Speed camera fines soar but road deaths keep rising

Gendarme with binocular speed camera
A gendarme uses a mobile speed camera unit

Drivers and safety groups say money should be spent on road safety

Drivers’ groups have accused the government of using speed cameras to line its pockets as figures have shown fine revenue soaring 14% since 2013 but road deaths – the reason given for the rise in ‘radars’ – have also risen, by 6%.

The Cour des Comptes national auditors said state revenues from speed camera fines rose 11.6% last year alone, pulling in an extra €131million more than in 2015 to make a total of €920m.

Overall road and parking fine revenue was double this, with the government pulling in €1.8billion, up from €1.6bn in 2016.

Meanwhile, road deaths rose for the third year in a row, to nearly 3,500.

The Cour des Comptes said that while this was a “positive result for the state budget” the effectiveness of speed cameras in cutting road speeds and thus deaths should be examined.

It also pointed out that more than 50% of the money raised was not being spent on its main target, road safety.

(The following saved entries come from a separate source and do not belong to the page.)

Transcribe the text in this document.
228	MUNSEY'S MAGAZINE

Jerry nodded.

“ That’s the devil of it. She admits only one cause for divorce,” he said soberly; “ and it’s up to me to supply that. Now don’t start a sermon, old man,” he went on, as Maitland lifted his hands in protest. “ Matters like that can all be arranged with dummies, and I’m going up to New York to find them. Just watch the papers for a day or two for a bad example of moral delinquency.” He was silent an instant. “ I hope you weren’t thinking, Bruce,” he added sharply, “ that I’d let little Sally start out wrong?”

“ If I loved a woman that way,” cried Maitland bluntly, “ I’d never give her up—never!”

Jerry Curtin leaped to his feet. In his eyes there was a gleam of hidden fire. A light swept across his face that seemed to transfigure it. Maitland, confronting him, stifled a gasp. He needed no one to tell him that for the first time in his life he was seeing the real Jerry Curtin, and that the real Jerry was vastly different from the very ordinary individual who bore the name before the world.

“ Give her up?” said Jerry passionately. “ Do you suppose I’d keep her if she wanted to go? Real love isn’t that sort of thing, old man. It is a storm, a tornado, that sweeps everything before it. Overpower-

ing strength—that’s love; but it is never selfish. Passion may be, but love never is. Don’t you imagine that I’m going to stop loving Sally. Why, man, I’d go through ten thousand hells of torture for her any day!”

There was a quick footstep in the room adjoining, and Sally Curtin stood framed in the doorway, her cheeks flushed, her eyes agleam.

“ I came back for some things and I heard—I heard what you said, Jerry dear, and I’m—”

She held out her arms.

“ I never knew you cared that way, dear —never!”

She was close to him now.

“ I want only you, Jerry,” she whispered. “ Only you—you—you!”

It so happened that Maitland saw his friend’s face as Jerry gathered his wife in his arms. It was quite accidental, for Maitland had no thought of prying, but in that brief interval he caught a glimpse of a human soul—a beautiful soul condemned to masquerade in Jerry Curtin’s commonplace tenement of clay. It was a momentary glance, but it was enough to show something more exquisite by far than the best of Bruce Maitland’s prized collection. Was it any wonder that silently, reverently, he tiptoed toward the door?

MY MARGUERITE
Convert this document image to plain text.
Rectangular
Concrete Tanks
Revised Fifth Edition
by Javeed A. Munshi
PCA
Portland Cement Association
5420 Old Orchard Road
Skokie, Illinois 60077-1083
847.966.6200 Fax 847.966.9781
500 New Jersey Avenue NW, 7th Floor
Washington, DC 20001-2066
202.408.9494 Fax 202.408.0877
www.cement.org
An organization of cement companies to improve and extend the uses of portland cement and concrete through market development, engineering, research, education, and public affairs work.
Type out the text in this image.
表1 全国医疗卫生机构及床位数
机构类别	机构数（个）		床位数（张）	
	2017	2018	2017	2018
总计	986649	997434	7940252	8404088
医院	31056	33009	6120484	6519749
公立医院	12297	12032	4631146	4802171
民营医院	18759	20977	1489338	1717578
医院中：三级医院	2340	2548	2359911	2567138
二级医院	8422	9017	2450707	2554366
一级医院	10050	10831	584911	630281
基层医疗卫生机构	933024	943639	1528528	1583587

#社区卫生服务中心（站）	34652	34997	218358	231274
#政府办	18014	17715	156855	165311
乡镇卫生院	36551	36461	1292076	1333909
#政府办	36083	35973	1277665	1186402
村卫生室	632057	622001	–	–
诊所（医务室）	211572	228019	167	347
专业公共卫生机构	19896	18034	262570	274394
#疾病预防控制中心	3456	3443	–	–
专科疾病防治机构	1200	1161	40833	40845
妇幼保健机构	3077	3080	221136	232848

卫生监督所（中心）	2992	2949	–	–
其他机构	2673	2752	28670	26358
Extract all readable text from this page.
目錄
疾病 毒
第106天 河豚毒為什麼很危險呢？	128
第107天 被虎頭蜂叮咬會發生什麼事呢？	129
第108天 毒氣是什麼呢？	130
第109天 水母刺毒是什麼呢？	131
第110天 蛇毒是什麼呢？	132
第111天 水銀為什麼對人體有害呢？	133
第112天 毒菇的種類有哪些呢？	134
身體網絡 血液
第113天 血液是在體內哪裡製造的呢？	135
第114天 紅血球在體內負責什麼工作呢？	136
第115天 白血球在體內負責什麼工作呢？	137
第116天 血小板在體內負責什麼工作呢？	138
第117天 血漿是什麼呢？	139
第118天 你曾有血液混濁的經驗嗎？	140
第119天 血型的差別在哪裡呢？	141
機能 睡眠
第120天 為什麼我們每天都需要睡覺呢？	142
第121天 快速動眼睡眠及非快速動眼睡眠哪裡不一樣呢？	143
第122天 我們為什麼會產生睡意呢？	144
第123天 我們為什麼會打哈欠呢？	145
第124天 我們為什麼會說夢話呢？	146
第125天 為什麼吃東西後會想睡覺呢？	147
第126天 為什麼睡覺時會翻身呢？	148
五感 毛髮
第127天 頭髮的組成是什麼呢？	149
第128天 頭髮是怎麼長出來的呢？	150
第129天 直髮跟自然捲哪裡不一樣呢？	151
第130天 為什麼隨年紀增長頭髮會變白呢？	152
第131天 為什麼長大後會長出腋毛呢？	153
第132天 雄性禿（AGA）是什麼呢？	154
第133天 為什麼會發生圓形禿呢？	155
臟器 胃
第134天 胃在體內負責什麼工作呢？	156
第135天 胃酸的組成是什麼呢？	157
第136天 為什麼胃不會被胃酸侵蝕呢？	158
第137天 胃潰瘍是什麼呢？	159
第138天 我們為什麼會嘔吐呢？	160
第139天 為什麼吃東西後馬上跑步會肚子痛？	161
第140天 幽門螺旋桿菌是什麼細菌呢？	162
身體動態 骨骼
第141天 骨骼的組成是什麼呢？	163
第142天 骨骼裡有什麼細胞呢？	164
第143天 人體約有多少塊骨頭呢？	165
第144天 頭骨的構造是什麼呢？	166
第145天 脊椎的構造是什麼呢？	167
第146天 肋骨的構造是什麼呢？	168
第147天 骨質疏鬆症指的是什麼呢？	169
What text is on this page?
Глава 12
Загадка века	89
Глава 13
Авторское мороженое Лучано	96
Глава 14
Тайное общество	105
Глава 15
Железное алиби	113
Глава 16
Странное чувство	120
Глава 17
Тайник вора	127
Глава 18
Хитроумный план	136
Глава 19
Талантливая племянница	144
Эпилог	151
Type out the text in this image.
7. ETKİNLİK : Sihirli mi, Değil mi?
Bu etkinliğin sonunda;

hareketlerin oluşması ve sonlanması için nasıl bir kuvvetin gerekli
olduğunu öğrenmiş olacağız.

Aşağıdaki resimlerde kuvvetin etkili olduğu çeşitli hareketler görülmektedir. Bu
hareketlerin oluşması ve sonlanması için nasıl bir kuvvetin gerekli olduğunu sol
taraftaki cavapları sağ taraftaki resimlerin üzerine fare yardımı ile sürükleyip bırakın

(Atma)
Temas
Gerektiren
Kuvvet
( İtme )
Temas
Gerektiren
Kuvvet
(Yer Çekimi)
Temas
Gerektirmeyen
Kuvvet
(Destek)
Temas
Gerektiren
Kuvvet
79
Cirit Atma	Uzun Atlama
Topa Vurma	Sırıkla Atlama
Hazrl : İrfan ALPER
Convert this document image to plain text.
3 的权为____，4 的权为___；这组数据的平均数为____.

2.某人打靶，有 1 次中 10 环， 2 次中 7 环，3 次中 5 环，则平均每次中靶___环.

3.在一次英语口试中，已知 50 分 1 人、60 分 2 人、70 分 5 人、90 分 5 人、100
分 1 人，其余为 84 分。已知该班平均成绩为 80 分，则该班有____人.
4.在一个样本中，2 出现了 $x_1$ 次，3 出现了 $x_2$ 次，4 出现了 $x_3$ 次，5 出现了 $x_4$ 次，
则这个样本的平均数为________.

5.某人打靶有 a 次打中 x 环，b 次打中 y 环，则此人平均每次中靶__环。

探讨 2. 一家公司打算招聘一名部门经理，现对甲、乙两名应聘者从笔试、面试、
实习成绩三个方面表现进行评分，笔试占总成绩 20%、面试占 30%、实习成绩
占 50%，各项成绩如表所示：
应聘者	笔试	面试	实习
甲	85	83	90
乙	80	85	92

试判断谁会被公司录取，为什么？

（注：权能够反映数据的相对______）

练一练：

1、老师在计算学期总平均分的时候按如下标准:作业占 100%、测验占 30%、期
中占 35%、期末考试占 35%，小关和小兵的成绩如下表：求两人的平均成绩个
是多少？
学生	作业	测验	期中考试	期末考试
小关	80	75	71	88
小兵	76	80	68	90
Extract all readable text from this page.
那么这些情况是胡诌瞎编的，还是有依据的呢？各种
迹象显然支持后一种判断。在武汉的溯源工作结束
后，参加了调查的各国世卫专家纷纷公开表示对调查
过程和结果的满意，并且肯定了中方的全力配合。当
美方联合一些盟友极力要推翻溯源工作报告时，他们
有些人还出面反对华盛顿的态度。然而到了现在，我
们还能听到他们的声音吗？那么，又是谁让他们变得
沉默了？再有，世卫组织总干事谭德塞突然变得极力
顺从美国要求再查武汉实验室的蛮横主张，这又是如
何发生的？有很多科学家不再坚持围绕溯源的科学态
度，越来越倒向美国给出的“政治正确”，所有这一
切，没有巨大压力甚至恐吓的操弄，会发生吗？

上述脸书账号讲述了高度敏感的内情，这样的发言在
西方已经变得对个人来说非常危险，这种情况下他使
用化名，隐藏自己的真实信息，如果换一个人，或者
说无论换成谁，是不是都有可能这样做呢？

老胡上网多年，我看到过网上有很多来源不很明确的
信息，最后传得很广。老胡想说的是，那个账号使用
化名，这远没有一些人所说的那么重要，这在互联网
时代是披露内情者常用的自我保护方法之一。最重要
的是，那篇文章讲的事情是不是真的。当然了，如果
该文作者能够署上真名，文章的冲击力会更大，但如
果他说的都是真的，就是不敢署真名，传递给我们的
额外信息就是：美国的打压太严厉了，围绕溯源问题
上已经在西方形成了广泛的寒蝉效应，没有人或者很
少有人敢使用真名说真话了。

Of this, €51m went to local authorities and €45m to pay off state debts.

Pierre Chasseray, of drivers’ group 40 Millions d'Automobilistes, told Le Parisien: “From the minute we see speed camera fines revenue being used to pay off state debts we can start to see fines as a tax.”

Chantal Perrichon, of the Ligue Contre la Violence Routière, said there needed to be “much greater transparency” on how fines revenue was spent so that they would not be seen as a “disguised tax”. Every centime raised from speed camera revenue should be spent on road safety measures.